The spot resin markets saw their most active week of the month, according to The Plastics Exchange. Railcars of both PE and PP were plentiful with generic prime and offgrade well represented. While sentiment weighed heavy, most prime grades of polyethylene and polypropylene managed to hold steady price-wise. There were, however, several instances of discounts afforded by sellers to enable transactions. Houston traders, many of whom felt obligated to buy material from favored producers in Feb and March, still have plenty of material on hand as exports remain very difficult. This could pose a particular demand issue for spot PE in April, as minimal quantities are actually sought in favor of turning existing inventory. Polyethylene contracts were steady in March; Polypropylene decreased $.015/lb.
The major US energy markets staged a late week surge to post weekly gains. Crude oil continued to press higher while trading in a relatively tight $3.44/bbl range; the May futures contracts settled Friday at $101.62/bbl for a $2.16/bbl gain. Natural gas futures spent most of the week in higher territory, the May futures contract gained a sizable $.188/mmBtu to close Friday at $4.485/mmBtu. Spot ethane prices recovered a bit, adding a penny finish Friday at $.295/gal ($.124/lb). Spot propane ended the week at $1.06/gal ($.30/lb).
The spot ethylene market saw good activity, but not much of a price change. A couple of crackers returned back online after short unexpected outages, two crackers remain offline for planned turnarounds and capacity expansion. Ethylene for March delivery visibly traded about a dozen times in less than a $.01/lb range. Most of these transactions were at slighter lower prices, but ethylene most recently changed hands at $.52/lb, recouping the quarter-cent lost in the previous week. The forward curve is essentially flat through May and then takes on a backwardated shape, shaving a little each month until nearly a $.02/lb discountis seen for Dec 2014.
The spot polyethylene market was busier and suppliers were seen as the aggressors; the volume of material on offer increased from both producers and resellers. Polyethylene prices slid earlier in the month and most grades were flat this week, although HMWPE did shed a cent. Houston traders have plenty of warehoused inventories and there is packaged material of practically every commodity grade ready to ship. Dow, the lone producer to issue a $.06/lb increase for March, now intends to implement the increase for HDPE as split $.03/lb in each April & May, with the full $.06/lb for LDPE & LLDPE now targeted for May. Sans any additional major production issues, this change should stymie the other producers' efforts to implement their current $.06/lb increase issued for April. However, as we have written, we did not see much of a chance for an April increase anyway.

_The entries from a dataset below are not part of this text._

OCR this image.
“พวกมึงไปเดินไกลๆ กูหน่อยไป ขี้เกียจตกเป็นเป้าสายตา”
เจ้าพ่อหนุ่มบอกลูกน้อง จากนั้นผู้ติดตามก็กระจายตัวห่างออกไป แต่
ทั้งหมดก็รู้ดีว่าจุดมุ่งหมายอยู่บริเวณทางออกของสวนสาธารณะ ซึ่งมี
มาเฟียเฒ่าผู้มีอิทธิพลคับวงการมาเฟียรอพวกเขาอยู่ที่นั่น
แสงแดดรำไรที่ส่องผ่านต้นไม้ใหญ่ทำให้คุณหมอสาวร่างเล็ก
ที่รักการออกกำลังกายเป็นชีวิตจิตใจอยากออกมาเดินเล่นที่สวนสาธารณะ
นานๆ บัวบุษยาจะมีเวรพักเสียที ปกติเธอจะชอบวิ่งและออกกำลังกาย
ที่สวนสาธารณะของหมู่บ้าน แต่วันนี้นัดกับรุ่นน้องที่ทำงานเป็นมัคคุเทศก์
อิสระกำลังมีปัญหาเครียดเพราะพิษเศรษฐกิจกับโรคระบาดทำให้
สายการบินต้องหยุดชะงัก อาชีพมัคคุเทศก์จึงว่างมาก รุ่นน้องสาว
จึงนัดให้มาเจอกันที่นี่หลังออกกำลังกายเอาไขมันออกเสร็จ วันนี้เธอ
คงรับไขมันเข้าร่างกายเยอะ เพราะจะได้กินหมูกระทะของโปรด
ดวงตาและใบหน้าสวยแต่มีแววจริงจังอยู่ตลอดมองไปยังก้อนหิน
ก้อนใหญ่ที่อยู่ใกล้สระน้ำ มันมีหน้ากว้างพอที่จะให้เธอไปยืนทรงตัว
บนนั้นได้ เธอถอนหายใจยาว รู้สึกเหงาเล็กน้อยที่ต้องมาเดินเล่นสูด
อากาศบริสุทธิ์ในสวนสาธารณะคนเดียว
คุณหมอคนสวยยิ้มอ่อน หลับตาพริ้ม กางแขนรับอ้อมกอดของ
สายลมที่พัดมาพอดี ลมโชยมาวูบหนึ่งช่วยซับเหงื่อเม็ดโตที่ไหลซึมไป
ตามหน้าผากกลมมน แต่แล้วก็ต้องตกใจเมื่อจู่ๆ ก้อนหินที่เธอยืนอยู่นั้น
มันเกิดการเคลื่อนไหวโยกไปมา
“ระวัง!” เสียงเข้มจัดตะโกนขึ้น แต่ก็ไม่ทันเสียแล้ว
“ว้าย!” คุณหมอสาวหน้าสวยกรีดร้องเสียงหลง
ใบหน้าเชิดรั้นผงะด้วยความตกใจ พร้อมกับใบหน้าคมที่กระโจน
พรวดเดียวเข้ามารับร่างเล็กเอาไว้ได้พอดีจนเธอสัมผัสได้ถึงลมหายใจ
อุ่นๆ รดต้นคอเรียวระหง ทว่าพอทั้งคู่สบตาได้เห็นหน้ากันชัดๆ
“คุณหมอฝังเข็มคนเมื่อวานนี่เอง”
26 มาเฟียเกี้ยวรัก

The spot propylene market was quiet again; there were a few trades done late in the week at familiar levels. Petrologistics' PDH unit was taken offline for maintenance. For the second week in a row, PGP for March delivery most recently transacted a shade under $.69/lb and was subsequently offered below the last done deal. The PGP forward curve flattened a little more, the market is stable for the next few months and then the discounts kick in, but now only to the extent of $.02/lb by year end. March PGP contracts were down $.015/lb to $.72/lb. A nomination was issued to keep the same price for April, although a modest decrease could also be justified. There were several RGP transactions in the low $.60s/lb.
Spot polypropylene availability swelled to the highest level in recent memory. A typical flow of widespec railcars were seen, coupled with generic prime cars from resellers that still required disposition prior to month end. Demand remains sluggish, so it seems that some domestic suppliers will reluctantly take some extra resin into inventory. Houston traders are already flush with material from when the market failed to follow through with the early 2014 rally. Processors, disappointed by the March $.015/lb decrease and frustrated by relatively high prices, seem to be keeping contract purchases to a minimum. While April contracts will at most see just a small decrease, we think PP demand might still begin to improve. After the past 2-3 months of below average purchases, domestic buyers will need to come back to replenish some of their dwindling resin stocks - at least in a limited way.
Final thought from The Plastics Exchange CEO Michael Greenberg:
"We were pleased to see an uptick in resin trading activity to help salvage an otherwise slow month in March. There were good spot opportunities this past week as sellers were willing to deal on price to get the order. Overall spot prices had already softened, taking on a discount to contracts and mostly held steady this past week. April could begin with a firmer tone as is typical to start a month, but we do not anticipate strength to be maintained. The exports markets are still challenging based on Houston asking prices tied to replacement costs, a decrease in producer offering prices will likely be needed to re-open the arbitrage and enable high volume incremental sales. Otherwise, burdensome inventories could likely develop and pressure the domestic market as well."